After that, Harper refused to buy my next book which then sold to an English publisher for much less money. This did not cause me to go into a deep depression as the novel, while something I was proud of, did not contain any tragic autobiographical details and also I could pretend it didn’t happen as it only sold in the UK, Canada, and Australia. I did go to London and had a good time, staying with the publisher with whom I had a brief affair. I came back to resume teaching, met my ex-husband, had a baby, moved back to London, then Dallas, then Chicago and got a divorce. During this time, I wrote many things, all of which were rejected.

photo by Robert Anasch

Then, in 2003, I sent my agent a new novel, Stone Garden and then returned to my decidedly unglamourous life of teaching many teenagers how to write. I was a high school English teacher, a single mother, and refused to call myself a writer. Then my agent called to tell me there was an auction taking place for my book with two publishers bidding for the rights. I was shocked as I didn’t know she was already submitting the book. The night before my husband was combing lice, given to me by my stepdaughter, out of my hair and I had announced, “I will never get published again.”

By the end of the day, I had a six-figure advance and while I was thrilled on some levels I also wanted to kill myself.  A few weeks later the first half of the advance arrived and I walked in snowshoes, despite there being very little snow, to my husband’s house which I had refused to move into since he had three unruly teenagers and I preferred my clean, quiet house with my only child. I was clutching the check with all the zeroes. He made fun of my snowshoes, I announced I hated him and returned to my own house where I promptly, inexplicably, signed the back of the check and sent it to a person who sometimes offered financial advice. Then I announced I had lost the check and there was no point in asking for a replacement.

A few days later I was having a physical, screaming at my ex-husband on a cell phone over the fact he wanted half of my book money. The doctor told me to hang up and prescribed an antidepressant.

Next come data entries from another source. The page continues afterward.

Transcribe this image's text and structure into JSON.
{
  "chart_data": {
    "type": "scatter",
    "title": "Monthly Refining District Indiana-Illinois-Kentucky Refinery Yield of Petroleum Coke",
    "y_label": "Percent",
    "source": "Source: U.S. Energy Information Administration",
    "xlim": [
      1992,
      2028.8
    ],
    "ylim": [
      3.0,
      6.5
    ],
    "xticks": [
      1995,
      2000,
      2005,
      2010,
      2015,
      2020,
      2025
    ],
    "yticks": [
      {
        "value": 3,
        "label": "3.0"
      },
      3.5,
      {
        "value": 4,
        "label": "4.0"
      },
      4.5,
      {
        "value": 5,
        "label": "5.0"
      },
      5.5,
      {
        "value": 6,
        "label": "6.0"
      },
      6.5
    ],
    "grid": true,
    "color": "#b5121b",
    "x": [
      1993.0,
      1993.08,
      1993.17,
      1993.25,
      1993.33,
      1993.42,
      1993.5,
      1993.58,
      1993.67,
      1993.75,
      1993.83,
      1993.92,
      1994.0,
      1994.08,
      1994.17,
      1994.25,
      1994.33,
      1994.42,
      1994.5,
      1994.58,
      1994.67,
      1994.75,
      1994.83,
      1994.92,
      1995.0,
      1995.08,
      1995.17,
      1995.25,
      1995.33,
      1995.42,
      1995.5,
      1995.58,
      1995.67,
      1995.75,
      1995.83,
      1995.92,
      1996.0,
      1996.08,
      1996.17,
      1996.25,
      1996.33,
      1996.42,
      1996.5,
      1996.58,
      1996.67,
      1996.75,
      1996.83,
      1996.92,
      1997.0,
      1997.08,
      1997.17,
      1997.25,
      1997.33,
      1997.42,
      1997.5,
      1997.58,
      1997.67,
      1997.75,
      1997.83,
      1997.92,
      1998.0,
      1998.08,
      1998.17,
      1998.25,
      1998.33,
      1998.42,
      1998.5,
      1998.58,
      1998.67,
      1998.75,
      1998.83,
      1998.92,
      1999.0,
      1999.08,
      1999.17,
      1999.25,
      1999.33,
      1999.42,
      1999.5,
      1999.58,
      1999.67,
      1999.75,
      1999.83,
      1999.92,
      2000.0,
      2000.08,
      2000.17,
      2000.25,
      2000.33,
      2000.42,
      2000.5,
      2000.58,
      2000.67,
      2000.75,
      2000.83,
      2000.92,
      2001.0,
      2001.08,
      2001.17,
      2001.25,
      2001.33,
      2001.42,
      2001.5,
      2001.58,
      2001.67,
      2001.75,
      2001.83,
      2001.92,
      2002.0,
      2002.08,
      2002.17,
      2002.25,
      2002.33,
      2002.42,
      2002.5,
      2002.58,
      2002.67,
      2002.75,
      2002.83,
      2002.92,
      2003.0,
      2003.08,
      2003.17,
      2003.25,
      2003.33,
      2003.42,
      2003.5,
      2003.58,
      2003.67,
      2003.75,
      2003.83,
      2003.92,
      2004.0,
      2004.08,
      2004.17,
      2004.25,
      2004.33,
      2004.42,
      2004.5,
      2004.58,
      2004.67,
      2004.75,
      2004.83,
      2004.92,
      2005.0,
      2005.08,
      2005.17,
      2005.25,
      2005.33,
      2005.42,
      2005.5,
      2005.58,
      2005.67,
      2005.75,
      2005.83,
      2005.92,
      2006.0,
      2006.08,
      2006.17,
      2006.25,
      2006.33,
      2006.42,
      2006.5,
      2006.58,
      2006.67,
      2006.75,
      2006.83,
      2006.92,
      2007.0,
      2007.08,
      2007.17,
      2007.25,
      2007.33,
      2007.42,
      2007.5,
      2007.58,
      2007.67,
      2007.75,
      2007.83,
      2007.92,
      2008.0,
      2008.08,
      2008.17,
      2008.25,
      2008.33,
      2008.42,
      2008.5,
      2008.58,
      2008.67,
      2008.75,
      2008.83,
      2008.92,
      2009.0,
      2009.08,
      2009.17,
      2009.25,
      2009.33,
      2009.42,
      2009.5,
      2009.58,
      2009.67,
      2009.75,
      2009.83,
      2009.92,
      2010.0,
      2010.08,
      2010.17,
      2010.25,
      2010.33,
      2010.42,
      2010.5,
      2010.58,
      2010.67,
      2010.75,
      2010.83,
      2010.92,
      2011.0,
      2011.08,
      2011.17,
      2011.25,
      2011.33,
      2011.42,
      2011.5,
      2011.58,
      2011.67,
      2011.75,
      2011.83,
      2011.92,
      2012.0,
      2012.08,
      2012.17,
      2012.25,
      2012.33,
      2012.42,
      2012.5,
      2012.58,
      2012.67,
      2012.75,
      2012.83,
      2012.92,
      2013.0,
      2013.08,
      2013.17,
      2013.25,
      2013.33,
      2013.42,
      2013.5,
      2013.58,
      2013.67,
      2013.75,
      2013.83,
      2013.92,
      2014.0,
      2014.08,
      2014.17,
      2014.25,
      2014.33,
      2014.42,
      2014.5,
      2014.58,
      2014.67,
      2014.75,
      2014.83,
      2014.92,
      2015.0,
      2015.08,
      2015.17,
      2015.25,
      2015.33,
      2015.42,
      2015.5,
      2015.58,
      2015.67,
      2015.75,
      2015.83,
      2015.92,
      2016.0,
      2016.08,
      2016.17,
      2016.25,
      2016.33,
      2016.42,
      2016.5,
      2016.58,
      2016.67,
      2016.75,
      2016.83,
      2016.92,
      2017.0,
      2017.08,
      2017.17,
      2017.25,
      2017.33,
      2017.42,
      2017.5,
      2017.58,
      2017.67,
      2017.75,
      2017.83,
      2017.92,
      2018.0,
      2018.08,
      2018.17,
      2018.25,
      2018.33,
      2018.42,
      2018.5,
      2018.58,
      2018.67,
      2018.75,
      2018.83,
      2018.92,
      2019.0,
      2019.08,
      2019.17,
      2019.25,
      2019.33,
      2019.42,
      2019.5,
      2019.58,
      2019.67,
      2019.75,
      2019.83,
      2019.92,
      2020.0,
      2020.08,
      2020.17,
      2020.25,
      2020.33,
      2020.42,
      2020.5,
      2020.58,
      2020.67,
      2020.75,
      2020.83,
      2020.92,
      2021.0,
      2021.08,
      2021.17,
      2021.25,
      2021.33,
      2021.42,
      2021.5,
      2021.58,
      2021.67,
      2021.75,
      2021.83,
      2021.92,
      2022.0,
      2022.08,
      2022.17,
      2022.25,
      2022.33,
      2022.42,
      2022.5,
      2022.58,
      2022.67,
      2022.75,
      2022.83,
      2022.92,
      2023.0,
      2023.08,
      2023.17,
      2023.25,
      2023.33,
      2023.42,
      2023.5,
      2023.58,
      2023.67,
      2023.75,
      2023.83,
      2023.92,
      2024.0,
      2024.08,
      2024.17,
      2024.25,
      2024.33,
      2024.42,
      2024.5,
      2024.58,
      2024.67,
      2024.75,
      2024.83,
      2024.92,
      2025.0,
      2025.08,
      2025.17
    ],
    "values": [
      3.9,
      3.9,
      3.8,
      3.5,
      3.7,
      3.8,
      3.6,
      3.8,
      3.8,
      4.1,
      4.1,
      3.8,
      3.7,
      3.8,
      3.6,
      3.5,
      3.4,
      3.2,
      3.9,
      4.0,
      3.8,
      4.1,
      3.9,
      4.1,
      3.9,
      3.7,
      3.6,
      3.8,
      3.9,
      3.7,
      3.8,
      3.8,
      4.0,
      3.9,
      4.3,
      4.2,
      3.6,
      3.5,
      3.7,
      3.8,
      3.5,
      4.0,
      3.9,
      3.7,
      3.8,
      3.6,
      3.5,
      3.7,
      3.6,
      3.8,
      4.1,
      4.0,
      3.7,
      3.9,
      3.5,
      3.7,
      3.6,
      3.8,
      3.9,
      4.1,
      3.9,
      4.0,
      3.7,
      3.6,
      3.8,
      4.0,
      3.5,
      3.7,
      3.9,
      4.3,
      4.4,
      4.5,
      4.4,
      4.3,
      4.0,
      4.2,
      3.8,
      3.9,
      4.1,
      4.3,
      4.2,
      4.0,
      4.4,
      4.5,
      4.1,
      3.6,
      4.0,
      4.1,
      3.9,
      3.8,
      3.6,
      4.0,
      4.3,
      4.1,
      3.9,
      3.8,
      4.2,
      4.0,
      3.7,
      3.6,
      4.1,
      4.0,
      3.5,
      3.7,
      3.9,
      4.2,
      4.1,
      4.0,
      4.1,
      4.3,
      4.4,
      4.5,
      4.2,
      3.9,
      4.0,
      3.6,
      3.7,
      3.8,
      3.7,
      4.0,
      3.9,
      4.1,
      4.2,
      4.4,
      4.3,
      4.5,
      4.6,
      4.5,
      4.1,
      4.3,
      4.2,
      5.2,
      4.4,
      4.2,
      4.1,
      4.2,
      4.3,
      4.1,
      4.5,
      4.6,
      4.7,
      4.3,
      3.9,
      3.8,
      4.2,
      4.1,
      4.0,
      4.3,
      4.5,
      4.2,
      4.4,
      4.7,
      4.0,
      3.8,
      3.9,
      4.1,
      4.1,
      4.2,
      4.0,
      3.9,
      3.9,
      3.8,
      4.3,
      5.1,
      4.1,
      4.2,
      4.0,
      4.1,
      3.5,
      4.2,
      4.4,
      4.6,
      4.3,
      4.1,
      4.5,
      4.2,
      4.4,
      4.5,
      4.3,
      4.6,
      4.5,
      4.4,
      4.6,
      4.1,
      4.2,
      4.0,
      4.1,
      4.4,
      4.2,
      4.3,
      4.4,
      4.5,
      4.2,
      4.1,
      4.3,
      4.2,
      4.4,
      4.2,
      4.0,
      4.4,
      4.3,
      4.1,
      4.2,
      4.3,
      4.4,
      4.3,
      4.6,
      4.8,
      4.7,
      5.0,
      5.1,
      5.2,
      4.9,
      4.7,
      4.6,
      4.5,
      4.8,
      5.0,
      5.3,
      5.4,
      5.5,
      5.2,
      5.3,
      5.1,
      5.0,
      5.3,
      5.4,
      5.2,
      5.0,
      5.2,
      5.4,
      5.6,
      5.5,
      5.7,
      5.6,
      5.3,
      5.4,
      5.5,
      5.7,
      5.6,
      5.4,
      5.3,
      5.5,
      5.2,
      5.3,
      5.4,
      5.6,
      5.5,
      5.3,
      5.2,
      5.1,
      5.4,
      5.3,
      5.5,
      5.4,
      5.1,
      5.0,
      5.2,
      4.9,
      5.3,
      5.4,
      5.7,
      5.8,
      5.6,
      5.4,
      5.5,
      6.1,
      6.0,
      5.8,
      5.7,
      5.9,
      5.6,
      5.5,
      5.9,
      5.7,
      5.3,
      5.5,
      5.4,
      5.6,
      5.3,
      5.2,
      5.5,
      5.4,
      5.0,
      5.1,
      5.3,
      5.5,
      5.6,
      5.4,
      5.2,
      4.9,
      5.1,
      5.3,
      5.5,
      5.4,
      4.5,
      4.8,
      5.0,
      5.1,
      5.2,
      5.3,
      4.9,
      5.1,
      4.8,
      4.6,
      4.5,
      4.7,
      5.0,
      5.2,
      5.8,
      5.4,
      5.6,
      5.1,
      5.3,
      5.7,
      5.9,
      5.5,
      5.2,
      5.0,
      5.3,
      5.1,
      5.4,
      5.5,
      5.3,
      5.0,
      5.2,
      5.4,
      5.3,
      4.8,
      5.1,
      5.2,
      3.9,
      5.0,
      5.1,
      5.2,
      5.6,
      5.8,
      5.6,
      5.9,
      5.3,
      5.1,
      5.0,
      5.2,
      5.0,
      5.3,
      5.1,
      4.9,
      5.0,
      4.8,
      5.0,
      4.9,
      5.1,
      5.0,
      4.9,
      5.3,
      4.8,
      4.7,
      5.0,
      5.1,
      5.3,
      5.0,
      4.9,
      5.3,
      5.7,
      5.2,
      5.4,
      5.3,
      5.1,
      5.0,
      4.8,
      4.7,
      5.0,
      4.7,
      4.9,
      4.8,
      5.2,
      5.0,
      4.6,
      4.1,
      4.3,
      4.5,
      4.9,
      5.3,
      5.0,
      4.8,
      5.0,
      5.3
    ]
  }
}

This was in 2004, and since then I have failed to sell a manuscript until this past year. My important agent retired, I went through two other agents, and then after my memoir made the rounds and was kindly rejected, I paused. I started posting chapters of the memoir on Substack and was contacted by a new Indie Imprint called Empress Editions. When the publisher asked if I would consider adapting the memoir to auto fiction, I agreed. This October, my fourth novel after twenty-two years will be published. It’s called MotherPerson, and in this world of social media, I am being asked, nicely, to appear on Instagram and Substack Live to help inspire sales. I do this, loving my readers and publisher, but finding the process of self-promotion awful.

Thus, my husband’s comment about completed manuscript syndrome, CMS. While I love teaching and mostly love writing, the part where it’s actually brought to life and people say things about my work is both wonderful and terrible. I blame my father, who was a brilliant writer and found little joy in the selling. Like my father, I am a teacher, and I also love sharing my work with others. But there is something about finishing a book, sending the thing into the world, that causes me to contemplate self-harm. And no one wants to hear anyone complaining about publishing.